Googleが人工知能を利用した自動運転カーを開発中であると発表した。同社の車で収集した膨大な情報をデータセンターで処理することで実現するとしている。

» 2010年10月10日 12時00分 公開
[佐藤由紀子,ITmedia]

 米Googleは10月9日(現地時間)、自動車用自動運転システムを開発中であると発表した。既に米カリフォルニア州の公道で走行テストを実施しており、同システムを搭載した自動車を14万マイル(22万5000キロ)以上走らせたという。

 実験中の“自動運転カー”は、ビデオカメラ、レーダーセンサー、レーザー測距器を使って車や通行人の状況を“見”ながら、Googleが収集した詳細な地図データを参照して目的地に進む。同社のデータセンターで「Googleストリートビューカー」が収集している膨大なデータを処理することで、こうした自動運転を可能にしているという。

 走行テストでは安全を期して、運転席には訓練を受けたドライバーを、助手席にはソフトウェア技術者を乗車させており、あらかじめドライバーが従来の方法で走行して状況を把握しているルートを走っている。

 Googleのエリック・シュミットCEOは、先月開催された「TechCrunch Disrupt」イベントでの講演で、「自動車は自動で走行すべきだ。自動車の方がコンピュータより先に発明されたのは間違いだった」と語っている。
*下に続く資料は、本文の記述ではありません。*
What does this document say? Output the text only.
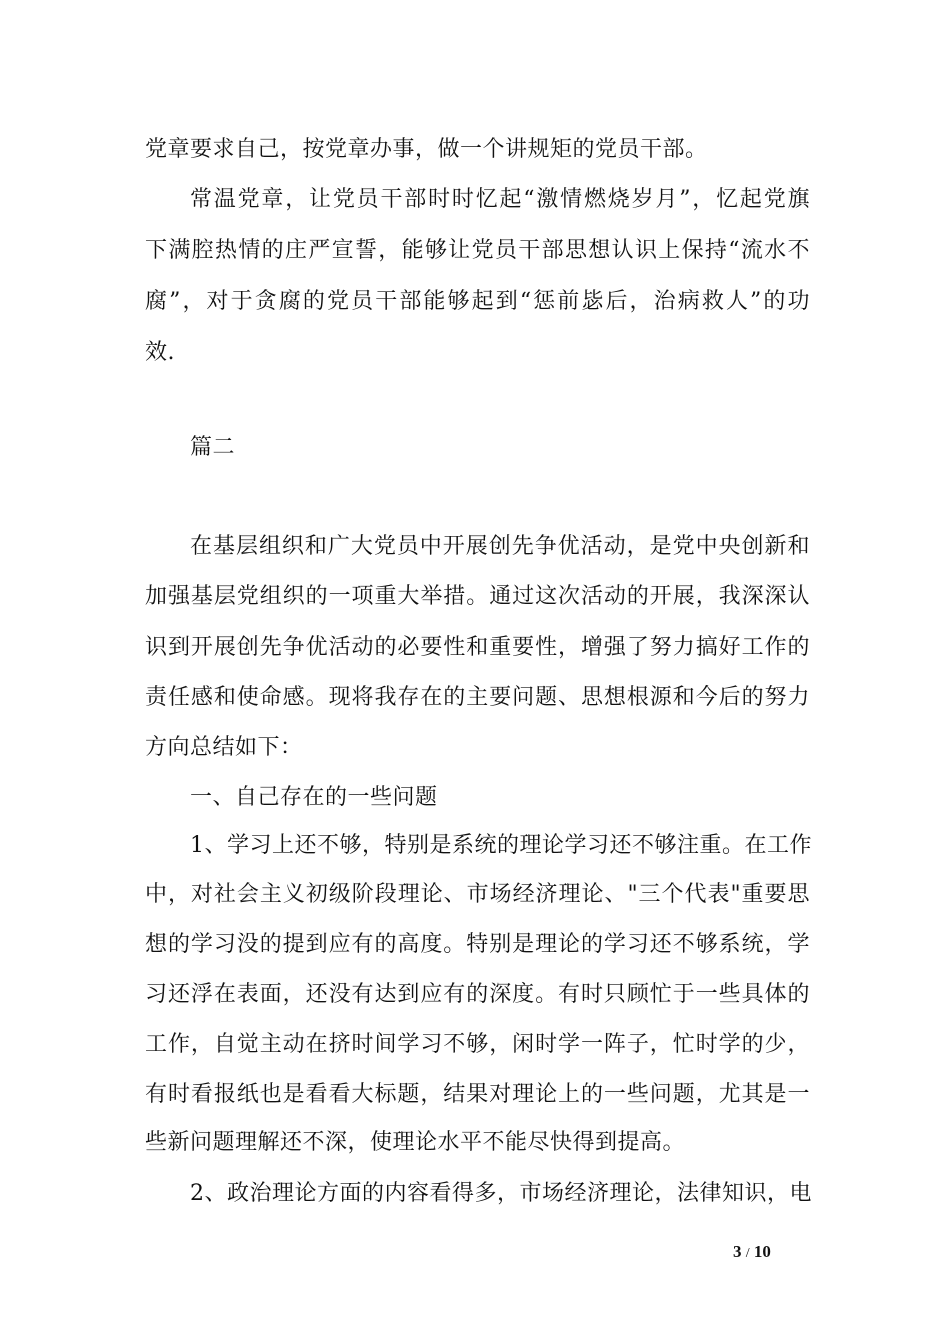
党章要求自己，按党章办事，做一个讲规矩的党员干部。
常温党章，让党员干部时时忆起“激情燃烧岁月”，忆起党旗
下满腔热情的庄严宣誓，能够让党员干部思想认识上保持“流水不
腐”，对于贪腐的党员干部能够起到“惩前毖后，治病救人”的功
效.
篇二
在基层组织和广大党员中开展创先争优活动，是党中央创新和
加强基层党组织的一项重大举措。通过这次活动的开展，我深深认
识到开展创先争优活动的必要性和重要性，增强了努力搞好工作的
责任感和使命感。现将我存在的主要问题、思想根源和今后的努力
方向总结如下：
一、自己存在的一些问题
1、学习上还不够，特别是系统的理论学习还不够注重。在工作
中，对社会主义初级阶段理论、市场经济理论、"三个代表"重要思
想的学习没的提到应有的高度。特别是理论的学习还不够系统，学
习还浮在表面，还没有达到应有的深度。有时只顾忙于一些具体的
工作，自觉主动在挤时间学习不够，闲时学一阵子，忙时学的少，
有时看报纸也是看看大标题，结果对理论上的一些问题，尤其是一
些新问题理解还不深，使理论水平不能尽快得到提高。
2、政治理论方面的内容看得多，市场经济理论，法律知识，电
3 / 10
 同プロジェクトを率いるセバスチャン・スラン氏によると、交通事故と炭素排出を減らし、人々の自由時間を増やすことが、このプロジェクトの目標だという。スラン氏はスタンフォード大学のコンピュータ・サイエンス学科と電気工学科の教授で、スタンフォード人工知能研究所の所長を務めており、GoogleにはDistinguished Software Engineerとして参加している。

 同プロジェクトには、米国防総省高等研究計画局(DARPA)主催のロボットカーレース「Grand Challenge」参加経験を持つ優秀な技術者を集めたという。スラン氏はこのレースの常連であるスタンフォードレースチームのリーダーでもある。

 米New York Timesが同日掲載した取材記事によると、この自動運転カーの実用化には8年以上かかるという。同記事には自動運転カーに同乗して撮影した動画や写真が掲載されている。